Thursday, January 14, 2010

Revisiting Sugar King Park

Statue of  Matsue Haruji
Statue of Matsue Haruji at the Sugar King Park, Saipan.
EXCEPT for a lone individual who was reading a newspaper near the preserved sugar train, the Sugar King Park was deserted late one Friday afternoon when I dropped by to unwind for a few minutes.
Located across from the CNMI Museum in Garapan, the Sugar King Park is one of the tourist attractions on Saipan that gets a fair share of visitors, particularly Japanese.
You may have passed the park everyday and took its presence for granted but try to drop by sometime and allow its history to charm you.
The park is perfect to spend a lazy afternoon and relax on one of the comfortable benches under the shade of huge, moss-covered trees.
If you are up to it, you can explore the nature trail that winds through a forest and a hill just above the Katori Jinja shrine at the far end of the park.

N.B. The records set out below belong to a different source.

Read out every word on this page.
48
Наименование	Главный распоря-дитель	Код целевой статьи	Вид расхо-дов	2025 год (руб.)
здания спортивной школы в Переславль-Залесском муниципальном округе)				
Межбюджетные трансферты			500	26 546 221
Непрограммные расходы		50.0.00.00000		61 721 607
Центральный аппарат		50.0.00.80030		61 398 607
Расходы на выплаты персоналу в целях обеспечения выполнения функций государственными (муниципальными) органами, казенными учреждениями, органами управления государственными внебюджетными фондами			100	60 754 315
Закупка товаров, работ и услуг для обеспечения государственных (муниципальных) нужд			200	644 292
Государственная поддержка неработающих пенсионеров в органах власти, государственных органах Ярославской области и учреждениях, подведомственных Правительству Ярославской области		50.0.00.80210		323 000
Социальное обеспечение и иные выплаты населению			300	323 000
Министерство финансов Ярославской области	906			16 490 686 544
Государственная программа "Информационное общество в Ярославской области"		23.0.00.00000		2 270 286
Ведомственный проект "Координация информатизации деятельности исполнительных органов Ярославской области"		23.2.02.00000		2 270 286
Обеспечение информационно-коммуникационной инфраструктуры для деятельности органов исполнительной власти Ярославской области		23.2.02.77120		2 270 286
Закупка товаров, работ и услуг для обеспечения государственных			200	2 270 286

Following the trail takes about 20 minutes.
Remembering a documentary I’ve seen before, I tried to envision what Saipan looked like during the years when the sugar industry boomed and became the cash crop of the island.
One memento is left of that era — an old train that used to carry the sugarcane around the island. It is preserved and parked at the front of the park.
A few meters from where I was sitting, the towering statue of the Japanese sugar king Matsue Haruji stood like a sentinel, a solid reminder of his important contribution to the economic success of the island.

Going back
If you read the marker at the foot of the statue, you will learn how Matsue worked hard and persisted to transform the islands from a dense jungle into a production sugar cane plantation.
Matsue, who was born in Fukushima Prefecture in Japan in 1876, studied cube sugar production in Philadelphia and came back to Japan to apply his knowledge. When he succeeded, it started everything for him and he was convinced that the South Seas territories were ideally suited for sugar cane agriculture.
With thousands of workers, he initiated cleaning Saipan’s jungles and made way for planting sugarcane. He persisted until in 1930, he expanded to Tinian and eventually Rota.
Matsue died in 1954 at the age of 78, but his memory lives not only at the Sugar King Park but in these islands.
The sun was already beginning to set when I left the comfort of my bench to rejoin my buddies who were sweating out at the gym nearby.